I need a plain text representation of an arbitrary HTML file (e.g., a blog post). So far that's not a problem, there are dozens of HTML to txt converters. However, the text in paragraphs (read "p
elements") should be justified in the plain text view (to a certain amount of columns) and, if possible, hyphenated to give a better readable result. Also, the resulting text file must be UTF-8 or UTF-16.
Simple plain text conversation I can do with XSLT, that's near to trivial. But the justification of text is beyond its possibilities (not quite true, because XSLT is Turing complete, but close enough to reality).
FOP and XSL-FO don't work either. They do as requested, but FOP's plain text output is horrible (the developers say, that it is not intended for such usage).

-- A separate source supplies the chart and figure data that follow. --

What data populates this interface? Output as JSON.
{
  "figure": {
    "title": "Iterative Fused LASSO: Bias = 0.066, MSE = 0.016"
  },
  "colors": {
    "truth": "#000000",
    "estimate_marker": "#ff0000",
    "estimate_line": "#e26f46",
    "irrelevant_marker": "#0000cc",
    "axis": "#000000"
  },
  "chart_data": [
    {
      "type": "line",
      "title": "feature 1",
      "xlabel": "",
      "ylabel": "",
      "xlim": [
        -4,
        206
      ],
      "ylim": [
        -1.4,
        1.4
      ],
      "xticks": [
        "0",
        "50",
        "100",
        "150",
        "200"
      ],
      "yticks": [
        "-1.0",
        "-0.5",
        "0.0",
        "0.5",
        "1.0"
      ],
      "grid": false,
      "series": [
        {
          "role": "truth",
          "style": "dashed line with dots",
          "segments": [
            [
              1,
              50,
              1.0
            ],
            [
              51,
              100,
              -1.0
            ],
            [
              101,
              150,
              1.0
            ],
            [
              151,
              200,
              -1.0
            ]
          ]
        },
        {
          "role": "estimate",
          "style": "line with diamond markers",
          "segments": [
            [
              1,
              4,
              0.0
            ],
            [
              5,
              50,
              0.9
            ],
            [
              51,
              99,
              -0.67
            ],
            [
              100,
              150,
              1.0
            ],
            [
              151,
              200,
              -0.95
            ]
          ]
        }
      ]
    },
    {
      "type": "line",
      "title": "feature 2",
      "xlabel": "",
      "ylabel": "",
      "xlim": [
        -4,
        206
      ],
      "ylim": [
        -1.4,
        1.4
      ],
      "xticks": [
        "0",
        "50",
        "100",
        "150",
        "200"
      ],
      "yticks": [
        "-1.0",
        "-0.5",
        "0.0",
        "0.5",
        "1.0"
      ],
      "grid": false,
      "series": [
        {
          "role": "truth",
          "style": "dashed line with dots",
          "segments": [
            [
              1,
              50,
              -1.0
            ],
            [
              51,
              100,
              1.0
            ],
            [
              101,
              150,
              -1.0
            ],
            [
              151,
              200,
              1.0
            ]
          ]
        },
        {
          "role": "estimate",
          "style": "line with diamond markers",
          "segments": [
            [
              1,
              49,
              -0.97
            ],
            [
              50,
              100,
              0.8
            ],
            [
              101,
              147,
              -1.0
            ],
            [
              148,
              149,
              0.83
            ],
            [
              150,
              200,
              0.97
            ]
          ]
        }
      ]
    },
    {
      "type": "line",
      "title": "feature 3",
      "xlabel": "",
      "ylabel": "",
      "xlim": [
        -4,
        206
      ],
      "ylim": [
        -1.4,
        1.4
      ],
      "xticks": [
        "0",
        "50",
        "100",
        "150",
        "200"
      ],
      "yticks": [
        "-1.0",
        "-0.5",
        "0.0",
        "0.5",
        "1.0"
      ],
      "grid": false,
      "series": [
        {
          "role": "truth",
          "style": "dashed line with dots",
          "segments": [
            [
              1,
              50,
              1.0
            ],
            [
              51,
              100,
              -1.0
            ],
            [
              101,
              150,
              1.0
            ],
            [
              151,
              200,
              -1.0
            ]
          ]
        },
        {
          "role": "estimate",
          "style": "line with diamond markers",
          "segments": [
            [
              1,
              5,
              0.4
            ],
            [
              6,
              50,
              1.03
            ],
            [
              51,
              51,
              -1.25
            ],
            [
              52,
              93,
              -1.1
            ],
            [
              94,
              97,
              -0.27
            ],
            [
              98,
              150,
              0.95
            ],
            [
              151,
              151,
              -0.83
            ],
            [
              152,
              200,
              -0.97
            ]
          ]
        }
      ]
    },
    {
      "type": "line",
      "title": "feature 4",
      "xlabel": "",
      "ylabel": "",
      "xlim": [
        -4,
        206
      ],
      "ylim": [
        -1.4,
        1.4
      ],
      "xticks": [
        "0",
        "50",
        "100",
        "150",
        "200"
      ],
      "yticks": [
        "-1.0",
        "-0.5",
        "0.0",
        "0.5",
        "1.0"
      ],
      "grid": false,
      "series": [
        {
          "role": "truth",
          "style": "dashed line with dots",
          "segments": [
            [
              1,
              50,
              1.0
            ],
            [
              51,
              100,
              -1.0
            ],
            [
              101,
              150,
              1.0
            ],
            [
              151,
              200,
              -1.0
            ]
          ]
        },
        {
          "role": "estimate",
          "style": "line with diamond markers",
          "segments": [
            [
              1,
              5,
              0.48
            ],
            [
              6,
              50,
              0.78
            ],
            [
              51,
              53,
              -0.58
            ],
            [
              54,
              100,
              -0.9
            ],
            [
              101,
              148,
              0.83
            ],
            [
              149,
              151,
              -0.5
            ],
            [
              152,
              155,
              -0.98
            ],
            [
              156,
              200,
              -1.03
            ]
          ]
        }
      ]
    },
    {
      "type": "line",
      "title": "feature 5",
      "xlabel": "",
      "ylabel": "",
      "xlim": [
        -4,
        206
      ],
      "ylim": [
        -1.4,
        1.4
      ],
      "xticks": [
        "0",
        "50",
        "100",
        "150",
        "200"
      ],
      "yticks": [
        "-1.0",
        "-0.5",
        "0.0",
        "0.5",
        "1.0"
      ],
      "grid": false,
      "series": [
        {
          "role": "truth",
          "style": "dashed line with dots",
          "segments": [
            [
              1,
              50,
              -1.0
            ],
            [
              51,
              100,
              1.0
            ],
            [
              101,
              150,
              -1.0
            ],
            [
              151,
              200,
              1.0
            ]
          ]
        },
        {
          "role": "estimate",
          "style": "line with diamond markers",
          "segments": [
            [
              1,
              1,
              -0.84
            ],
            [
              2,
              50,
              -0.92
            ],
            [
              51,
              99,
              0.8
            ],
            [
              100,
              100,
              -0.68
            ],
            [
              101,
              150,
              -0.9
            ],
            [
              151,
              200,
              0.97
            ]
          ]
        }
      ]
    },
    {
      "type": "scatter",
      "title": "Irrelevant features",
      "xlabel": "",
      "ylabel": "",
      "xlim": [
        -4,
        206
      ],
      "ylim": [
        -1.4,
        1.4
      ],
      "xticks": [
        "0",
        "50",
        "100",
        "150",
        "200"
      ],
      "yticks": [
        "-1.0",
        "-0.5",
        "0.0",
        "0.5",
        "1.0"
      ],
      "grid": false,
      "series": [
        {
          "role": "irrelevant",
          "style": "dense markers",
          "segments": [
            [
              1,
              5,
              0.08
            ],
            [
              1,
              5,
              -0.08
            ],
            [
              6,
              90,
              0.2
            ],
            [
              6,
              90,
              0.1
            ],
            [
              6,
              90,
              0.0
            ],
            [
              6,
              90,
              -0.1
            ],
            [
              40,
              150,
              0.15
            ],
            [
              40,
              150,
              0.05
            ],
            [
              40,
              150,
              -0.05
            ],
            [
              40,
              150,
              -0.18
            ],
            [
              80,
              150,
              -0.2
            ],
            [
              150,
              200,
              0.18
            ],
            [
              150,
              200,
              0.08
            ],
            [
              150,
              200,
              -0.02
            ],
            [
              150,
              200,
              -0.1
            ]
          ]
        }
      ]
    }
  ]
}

I also experimented with HTML -> XSLT -> Roff, but I'm stuck with groff and its Unicode support is far from optimal. Since there are characters like ellipses ("...") and typographically correct quotaion marks, it is quite cumbersome to tell groff in the XSLT stylesheet the escape sequences for dozens of Unicode characters.
Another way could be conversion to TeX and output as plain text, but I have never tried this before with (La)TeX.
Perhaps I have missed something really simple. Has anyone an idea, how I could achieve the above? By the way: A solution should preferably work without root rights to install, with PHP, Python, Perl, XSLT or any program found in a half-decent Linux distro.